The cases with discordant results were usually due to reasons previously described in the literature.8, 16 EIN lesions may arise completely or partially within endometrial polyps and the diagnosis of EIN within a polyp can be problematic24 because polyps themselves have variable gland density and somewhat altered gland cytology.8, 16 It has been stressed before that when making a diagnosis of EIN within a polyp the suspicious focus should be compared with the polyp background and not that of the uninvolved endometrium, so as not to mistake the somewhat altered gland cytology that can be seen within polyps for EIN.25 The minimum size for a lesion to be considered as EIN was determined to be 1 mm in maximum dimension within a single tissue fragment.18, 26, 27 Small foci can be overlooked, also accounting for discordance in our study. Technical artifacts, due to poor fixation and processing, in some cases made it difficult to evaluate both large scale (architecture) and small scale (cytology) features of EIN lesions. This is a problem not specific to the endometrium. Lastly, the altered cytology that characterizes EIN must be interpreted within the context of both cytoplasmic and nuclear findings. Several cases with prominent cytoplasmic changes were construed as benign metaplasias rather than EIN. The clue to an EIN diagnosis in these examples is the clustered and discrete nature of the altered gland focus, in contrast to randomly distributed hormonally induced metaplasias, or reactive cytological change in association with stromal breakdown.25

An important finding of our study is that EIN morphological criteria can be easily learnt and that learning ability is not affected by years of experience. One of the reviewers in the study, who was not a gynecological pathologist and was unfamiliar with the terminology and diagnostic criteria, had a good (κ 0.72) diagnostic agreement with the reference diagnoses. Furthermore, survey results showed that the EIN morphological criteria are easy to learn (graded as 4.16, with 5.0 being ‘agree completely’). These results underscore that self-learning of morphological criteria of EIN is possible and easy. However, reviewing pathologists thought that application of this knowledge to practice is not as easy as learning the criteria. Observers graded ease of application of the diagnostic criteria to daily practice as 3.76 on a 5-grade scale. The pathologists who were using the EIN terminology and diagnostic criteria on their daily practice had similar results and good agreement with the consensus diagnosis (0.69–0.78). We must remember that all of the WHO studies mentioned above use criteria, which every pathologist is familiar with. We may assume that the diagnostic reproducibility of the pathologists will increase as EIN criteria are used in daily practice, as results of our study suggest.

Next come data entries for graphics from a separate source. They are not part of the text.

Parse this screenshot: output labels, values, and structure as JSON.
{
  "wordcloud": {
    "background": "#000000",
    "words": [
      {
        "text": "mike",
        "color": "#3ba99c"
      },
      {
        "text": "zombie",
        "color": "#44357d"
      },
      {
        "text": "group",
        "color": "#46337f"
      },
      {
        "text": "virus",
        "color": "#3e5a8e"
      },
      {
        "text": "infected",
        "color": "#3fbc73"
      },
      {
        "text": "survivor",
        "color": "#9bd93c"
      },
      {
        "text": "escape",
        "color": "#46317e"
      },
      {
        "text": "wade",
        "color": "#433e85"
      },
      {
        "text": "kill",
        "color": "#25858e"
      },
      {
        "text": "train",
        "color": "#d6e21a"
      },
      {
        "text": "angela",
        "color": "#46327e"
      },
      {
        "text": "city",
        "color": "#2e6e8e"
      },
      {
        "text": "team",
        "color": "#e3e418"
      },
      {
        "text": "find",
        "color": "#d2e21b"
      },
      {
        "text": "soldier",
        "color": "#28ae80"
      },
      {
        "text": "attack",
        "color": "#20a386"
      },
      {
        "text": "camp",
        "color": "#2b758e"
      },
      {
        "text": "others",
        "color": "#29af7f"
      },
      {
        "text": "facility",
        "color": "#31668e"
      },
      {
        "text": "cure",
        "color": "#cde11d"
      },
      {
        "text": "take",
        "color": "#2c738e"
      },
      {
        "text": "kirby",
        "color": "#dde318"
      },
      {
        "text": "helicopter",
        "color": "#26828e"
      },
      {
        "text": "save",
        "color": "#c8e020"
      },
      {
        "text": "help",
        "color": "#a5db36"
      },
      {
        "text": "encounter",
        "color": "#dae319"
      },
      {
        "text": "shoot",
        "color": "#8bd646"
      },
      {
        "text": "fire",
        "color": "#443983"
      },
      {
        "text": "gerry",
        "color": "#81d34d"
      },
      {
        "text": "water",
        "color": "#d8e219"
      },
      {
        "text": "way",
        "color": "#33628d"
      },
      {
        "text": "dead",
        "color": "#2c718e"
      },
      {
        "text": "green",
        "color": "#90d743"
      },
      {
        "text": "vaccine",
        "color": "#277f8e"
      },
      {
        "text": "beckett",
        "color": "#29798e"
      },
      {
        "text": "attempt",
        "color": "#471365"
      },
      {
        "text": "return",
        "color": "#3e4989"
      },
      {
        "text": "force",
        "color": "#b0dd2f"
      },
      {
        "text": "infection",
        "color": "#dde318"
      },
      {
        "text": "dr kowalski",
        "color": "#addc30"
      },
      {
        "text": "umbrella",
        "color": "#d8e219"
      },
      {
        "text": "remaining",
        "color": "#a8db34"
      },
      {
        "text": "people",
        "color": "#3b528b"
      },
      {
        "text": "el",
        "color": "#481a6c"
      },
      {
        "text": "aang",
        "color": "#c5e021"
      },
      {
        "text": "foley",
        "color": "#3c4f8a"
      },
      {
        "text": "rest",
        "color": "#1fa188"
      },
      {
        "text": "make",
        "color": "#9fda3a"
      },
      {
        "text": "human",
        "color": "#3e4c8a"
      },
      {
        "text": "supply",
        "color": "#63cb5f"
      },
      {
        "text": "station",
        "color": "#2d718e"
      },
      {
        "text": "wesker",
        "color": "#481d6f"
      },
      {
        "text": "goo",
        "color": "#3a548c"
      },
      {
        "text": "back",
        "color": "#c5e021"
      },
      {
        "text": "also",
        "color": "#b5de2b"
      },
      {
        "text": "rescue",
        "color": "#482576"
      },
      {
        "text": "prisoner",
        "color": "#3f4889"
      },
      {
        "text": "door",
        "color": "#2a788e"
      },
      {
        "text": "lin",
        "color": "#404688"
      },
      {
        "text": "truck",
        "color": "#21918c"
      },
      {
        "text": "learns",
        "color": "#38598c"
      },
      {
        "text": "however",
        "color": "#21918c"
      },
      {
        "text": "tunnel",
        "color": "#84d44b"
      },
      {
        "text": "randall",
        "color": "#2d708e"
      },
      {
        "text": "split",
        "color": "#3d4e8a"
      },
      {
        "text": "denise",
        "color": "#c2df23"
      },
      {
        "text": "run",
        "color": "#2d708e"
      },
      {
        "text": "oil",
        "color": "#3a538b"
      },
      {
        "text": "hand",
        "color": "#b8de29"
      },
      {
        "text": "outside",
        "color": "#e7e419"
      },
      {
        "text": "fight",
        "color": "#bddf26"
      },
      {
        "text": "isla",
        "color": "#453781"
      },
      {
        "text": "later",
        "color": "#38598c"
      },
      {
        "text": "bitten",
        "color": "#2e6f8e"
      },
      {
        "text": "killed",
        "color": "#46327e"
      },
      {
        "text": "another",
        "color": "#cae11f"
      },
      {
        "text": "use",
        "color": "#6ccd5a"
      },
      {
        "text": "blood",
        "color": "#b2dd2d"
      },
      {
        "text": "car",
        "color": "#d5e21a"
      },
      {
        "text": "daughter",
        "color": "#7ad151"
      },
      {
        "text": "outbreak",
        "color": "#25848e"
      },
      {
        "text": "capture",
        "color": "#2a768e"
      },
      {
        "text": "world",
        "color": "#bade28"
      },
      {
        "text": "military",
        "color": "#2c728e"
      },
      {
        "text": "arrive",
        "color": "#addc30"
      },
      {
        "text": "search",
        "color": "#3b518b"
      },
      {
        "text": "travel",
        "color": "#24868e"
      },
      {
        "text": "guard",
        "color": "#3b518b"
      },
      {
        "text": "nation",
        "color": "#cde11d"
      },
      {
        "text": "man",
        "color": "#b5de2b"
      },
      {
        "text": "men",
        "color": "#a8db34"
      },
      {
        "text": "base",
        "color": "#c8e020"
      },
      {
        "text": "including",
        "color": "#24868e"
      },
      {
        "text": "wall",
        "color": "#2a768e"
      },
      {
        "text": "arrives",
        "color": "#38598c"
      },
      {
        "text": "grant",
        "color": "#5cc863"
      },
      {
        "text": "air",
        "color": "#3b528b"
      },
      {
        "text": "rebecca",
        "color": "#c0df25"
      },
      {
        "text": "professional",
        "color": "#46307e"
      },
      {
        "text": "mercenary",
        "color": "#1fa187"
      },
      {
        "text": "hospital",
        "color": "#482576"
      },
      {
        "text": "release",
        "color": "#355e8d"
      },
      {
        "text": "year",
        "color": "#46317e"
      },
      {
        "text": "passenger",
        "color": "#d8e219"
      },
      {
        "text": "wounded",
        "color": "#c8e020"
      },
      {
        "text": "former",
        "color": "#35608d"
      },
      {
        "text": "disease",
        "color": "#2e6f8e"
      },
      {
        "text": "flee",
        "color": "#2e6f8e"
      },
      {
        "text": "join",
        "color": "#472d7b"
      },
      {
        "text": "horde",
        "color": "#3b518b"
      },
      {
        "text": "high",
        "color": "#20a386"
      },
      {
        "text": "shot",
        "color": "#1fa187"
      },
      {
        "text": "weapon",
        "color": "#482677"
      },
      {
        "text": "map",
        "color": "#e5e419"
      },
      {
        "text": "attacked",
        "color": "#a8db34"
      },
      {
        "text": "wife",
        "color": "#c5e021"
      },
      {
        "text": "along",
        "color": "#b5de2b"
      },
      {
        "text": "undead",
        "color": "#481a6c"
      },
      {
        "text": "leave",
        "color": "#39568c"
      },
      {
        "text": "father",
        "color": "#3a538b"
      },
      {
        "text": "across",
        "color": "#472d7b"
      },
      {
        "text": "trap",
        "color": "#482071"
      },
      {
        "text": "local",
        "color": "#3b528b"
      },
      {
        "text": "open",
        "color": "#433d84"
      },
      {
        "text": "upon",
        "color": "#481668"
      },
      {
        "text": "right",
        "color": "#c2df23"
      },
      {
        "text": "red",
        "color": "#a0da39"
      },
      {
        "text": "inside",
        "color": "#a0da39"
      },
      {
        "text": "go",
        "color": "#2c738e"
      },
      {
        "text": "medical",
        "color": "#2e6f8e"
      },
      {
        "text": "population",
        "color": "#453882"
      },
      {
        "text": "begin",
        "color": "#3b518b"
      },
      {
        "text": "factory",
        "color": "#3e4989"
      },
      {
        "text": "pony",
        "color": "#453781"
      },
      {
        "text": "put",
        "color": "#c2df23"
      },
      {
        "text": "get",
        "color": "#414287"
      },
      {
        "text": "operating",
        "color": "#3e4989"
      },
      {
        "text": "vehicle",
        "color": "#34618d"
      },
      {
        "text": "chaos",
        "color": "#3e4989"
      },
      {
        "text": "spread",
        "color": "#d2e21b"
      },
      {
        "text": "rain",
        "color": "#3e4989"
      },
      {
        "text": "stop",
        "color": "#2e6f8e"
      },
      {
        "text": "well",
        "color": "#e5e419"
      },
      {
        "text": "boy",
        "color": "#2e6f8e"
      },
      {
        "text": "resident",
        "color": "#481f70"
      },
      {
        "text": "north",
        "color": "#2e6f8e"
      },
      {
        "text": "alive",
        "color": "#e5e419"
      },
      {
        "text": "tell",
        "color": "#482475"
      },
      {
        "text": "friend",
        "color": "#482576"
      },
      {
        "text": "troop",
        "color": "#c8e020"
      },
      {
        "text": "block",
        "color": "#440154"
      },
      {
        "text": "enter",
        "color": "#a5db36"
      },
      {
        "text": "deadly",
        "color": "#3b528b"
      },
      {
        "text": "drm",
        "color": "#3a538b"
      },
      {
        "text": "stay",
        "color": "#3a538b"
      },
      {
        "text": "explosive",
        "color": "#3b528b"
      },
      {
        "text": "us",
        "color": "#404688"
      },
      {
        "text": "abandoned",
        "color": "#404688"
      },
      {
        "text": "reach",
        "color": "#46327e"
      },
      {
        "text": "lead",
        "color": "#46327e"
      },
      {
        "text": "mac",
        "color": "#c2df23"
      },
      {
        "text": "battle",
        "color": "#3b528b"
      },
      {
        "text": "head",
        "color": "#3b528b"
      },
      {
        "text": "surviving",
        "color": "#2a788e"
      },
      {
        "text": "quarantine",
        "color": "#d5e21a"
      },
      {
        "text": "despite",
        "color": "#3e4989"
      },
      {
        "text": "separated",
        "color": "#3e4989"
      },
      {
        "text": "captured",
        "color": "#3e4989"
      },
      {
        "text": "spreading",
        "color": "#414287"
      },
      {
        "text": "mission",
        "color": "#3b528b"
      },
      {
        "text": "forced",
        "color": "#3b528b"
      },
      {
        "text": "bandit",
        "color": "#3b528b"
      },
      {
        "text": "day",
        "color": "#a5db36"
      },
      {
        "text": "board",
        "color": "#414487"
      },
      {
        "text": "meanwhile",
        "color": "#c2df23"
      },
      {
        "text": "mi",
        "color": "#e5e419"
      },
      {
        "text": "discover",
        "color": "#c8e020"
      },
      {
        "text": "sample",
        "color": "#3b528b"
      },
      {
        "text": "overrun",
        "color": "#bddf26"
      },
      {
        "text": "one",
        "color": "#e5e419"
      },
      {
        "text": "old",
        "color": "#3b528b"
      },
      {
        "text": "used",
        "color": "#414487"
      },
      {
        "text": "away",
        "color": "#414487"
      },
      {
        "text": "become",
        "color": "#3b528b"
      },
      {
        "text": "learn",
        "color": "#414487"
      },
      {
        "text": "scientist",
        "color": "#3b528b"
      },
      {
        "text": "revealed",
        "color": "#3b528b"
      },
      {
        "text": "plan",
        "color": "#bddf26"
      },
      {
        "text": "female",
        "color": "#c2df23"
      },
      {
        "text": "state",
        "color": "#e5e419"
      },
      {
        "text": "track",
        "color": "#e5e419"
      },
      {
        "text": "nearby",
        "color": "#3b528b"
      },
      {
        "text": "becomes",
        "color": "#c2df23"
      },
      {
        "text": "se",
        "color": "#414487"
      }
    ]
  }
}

In summary the reproducibility of the EIN diagnoses was high in our study, especially considering the fact that the group consisted of a variety of pathologists. Our group included a mix of speciality gynecological and general pathologists, and we were still able to reach κ values for interobserver agreement of moderate to substantial degree. The high interobserver reproducibility under these circumstances underlines the fact that this terminology is relatively simple, can easily be learned and applied by the inexperienced pathologist and hence has a potential for widespread appeal.